Palestinian Maftoul Tabbouleh with Toasted Almonds and Pomegranate

Maftoul – an Arabic word derived from the root ‘fa-ta-la’ which means to roll or to twist – is a traditional Palestinian hand-rolled grain that was introduced to the country by Moroccan migrants. It possesses a beautiful nutty taste – especially of you go to the trouble of toasting it first – and a really pleasing texture in the mouth. This simple tabbouleh salad features on my Jerusalem-inspired menu at the School House Gallery providing a bright backdrop to the bold punchy flavours of my main dishes. The balance of parsley and lemon is often a mute point amongst Palestinians and I definitely use less parsley than they do; I think that the point is that tabbouleh salad is a deeply personal dish often inspired by the way our mothers make it. In fact, I had a guy call by for lunch last week who considers the dish to be a staple of his family table; he liked the coarse parsley I used (grown outside) and the addition of mint but he strongly recommended that I add more lemon juice. I followed his advice and my recipe is definitely all the better for it but my advice is to start with the juice of two lemons and add more if you want to.

Palestinian maftoul tabbouleh


250g maftoul
100g fine couscous
Extra-virgin olive oil
2-3 lemons, zested and juiced
4 ripe plum tomatoes, finely chopped
A bunch of spring onions, finely chopped
60g flat-leaf parsley, roughly chopped
30g mint, roughly chopped
Sea salt and freshly ground black pepper, to your taste
Pomegranate arils, for garnishing
A handful of slivered almonds, lightly toasted, for garnishing (you can also use shopped pistachio nuts)

How I make it

In a large frying pan gently toast the maftoul over a medium heat, stirring all the time so as to ensure a uniform golden colour. Cover with boiling water, turn down the heat and simmer for about 20 minutes until it is just cooked. Drain, rinse with cold water to stop the cooking process and set aside.
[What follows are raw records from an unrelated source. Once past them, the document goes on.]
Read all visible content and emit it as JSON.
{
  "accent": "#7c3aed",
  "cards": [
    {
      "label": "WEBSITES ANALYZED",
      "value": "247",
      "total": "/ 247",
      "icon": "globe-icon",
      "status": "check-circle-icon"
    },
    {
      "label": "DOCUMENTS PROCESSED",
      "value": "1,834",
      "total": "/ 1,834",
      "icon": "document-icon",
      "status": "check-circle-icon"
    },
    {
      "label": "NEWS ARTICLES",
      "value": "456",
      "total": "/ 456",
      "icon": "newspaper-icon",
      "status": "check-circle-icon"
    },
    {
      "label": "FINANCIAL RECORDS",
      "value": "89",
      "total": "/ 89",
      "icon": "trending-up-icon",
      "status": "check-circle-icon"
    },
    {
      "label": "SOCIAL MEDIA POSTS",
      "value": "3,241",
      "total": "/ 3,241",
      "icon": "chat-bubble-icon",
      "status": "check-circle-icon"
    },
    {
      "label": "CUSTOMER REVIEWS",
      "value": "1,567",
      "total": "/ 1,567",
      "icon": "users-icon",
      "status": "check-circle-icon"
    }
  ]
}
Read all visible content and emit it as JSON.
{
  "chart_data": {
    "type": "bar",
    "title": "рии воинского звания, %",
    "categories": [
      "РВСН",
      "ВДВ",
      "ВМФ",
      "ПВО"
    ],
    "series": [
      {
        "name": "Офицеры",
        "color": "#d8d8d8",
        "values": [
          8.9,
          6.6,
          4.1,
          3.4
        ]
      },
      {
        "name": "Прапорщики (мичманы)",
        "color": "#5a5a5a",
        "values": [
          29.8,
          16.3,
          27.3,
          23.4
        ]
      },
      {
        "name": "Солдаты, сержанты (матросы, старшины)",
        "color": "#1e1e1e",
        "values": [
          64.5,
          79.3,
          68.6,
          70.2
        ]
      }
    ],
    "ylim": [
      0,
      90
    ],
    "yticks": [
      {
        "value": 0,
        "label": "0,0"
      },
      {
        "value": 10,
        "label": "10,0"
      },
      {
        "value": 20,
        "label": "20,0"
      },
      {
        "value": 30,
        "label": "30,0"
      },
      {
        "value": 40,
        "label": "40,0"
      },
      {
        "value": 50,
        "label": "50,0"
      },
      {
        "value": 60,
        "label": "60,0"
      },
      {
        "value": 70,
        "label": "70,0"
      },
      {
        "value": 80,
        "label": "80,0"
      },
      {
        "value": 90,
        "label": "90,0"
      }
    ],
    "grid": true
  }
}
Meanwhile, place the couscous in a medium bowl, add boiling water to a depth of 1cm above the couscous itself. Cover and leave for 10 minutes.

When ready, loosen the regular couscous with a fork to separate the grains, mix with the cooled maftoul and dress with the juice of two lemons. Add a generous glug of olive oil and season to your taste.

Add the remaining ingredients – including the lemon zest – mix and, if needed, adjust the seasoning and and add more lemon juice according to your taste.

Turn it out onto a pretty plate and garnish with pomegranate arils and toasted almonds.